Manga Library Z
- Owners: J-Comic Terrace Corporation (Ken Akamatsu)
- Website: www.mangaz.com
- Registration: Free/subscription
- Launched: November 26, 2010 (beta), April 12, 2011
- Current status: Online

= J-Comi =

Japanese ebook website

Manga Library Z (マンガ図書館Z, Manga Toshokan Z), before 2018 known as J-Comi (Jコミ, J Komi), is a Japanese website that distributes out of print manga and doujinshi as DRM-free ebooks, with the permission of the authors and supported by advertising. J-Comi is limited to out of print titles so that quality of the work is assured and so that J-Comi does not compete with publishers. The site was the idea of famed manga artist Ken Akamatsu, officially established on January 25, 2008. But it was not launched until April 12, 2011, after it gained momentum in response to Tokyo Metropolitan Ordinance Regarding the Healthy Development of Youths' 2011 passing of Bill 156, which many manga creators opposed.

==Beta test==
The first beta test began on November 26, 2010, and included all 14 volumes of CEO Ken Akamatsu's Love Hina. Over the first two days of the beta, there were more than 1 million downloads. Publishers Kodansha and Shueisha are collaborating with J-Comi, and Shueisha provided some additional manga titles for a second beta test.

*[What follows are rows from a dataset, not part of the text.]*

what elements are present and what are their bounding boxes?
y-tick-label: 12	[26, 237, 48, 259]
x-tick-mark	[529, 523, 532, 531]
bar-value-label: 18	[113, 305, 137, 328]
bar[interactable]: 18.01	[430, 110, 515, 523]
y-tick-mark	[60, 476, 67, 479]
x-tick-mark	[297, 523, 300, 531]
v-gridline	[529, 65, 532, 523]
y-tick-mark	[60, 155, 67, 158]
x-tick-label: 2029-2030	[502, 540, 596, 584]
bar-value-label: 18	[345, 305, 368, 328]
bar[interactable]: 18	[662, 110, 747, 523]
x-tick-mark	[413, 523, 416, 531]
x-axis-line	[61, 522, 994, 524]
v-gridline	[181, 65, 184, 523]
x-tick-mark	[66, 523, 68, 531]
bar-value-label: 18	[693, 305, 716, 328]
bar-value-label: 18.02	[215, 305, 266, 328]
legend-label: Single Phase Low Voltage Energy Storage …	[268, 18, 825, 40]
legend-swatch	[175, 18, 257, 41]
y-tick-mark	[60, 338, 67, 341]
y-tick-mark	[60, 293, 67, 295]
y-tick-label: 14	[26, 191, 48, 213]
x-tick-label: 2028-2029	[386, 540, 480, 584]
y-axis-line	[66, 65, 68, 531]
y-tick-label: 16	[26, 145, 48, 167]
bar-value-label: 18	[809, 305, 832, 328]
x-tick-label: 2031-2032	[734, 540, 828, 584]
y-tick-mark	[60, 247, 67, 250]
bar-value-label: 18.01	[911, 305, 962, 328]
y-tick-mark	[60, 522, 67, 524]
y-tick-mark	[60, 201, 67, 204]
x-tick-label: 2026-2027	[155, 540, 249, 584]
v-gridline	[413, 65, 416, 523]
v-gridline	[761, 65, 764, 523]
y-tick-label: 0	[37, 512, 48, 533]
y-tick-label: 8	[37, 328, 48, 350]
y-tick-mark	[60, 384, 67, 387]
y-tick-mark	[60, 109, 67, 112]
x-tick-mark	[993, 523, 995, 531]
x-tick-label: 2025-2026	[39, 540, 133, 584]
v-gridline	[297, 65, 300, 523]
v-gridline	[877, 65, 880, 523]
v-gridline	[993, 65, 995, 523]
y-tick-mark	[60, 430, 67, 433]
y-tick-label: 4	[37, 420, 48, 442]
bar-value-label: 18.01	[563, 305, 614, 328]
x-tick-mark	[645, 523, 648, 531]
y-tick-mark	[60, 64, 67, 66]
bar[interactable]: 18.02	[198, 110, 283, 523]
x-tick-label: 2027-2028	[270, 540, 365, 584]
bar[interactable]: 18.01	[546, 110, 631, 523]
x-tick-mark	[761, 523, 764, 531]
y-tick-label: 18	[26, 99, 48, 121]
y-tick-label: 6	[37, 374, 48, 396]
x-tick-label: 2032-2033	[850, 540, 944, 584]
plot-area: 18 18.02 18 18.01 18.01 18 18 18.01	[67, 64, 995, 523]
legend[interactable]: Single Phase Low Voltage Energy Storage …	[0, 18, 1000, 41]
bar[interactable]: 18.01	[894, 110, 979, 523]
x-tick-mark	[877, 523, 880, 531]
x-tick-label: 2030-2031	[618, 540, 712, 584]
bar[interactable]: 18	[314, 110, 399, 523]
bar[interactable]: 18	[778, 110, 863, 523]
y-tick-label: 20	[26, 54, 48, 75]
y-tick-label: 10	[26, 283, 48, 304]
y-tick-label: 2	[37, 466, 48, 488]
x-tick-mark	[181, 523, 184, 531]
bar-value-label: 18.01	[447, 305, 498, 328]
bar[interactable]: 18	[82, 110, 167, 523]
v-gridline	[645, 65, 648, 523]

One of the titles in the beta test, Mayu Shinjo's "After School Wedding", earned 525,000 yen over a month.

==Amnesty program==
J-Comi created an amnesty program for unauthorised scans of out of print manga, the "Illegal Out-of-Print Manga File Purification Project," whereby users of J-Comi would upload them anonymously to J-Comi, J-Comi would seek permission from the author to publish them, add advertising to the manga and publish them, giving the author the revenues.

==Other developments==
Currently in Japanese only, J-Comi worked with Google on a comic viewer which could be expanded to American consumers.

Readers can add commentary or translations to J-Comi titles. As of September 2011, J-Comi hosted 103 works. In October 2011, J-Comi added a pay service for erotic manga, including a title which was banned under the revised Tokyo Metropolitan Ordinance Regarding the Healthy Development of Youths.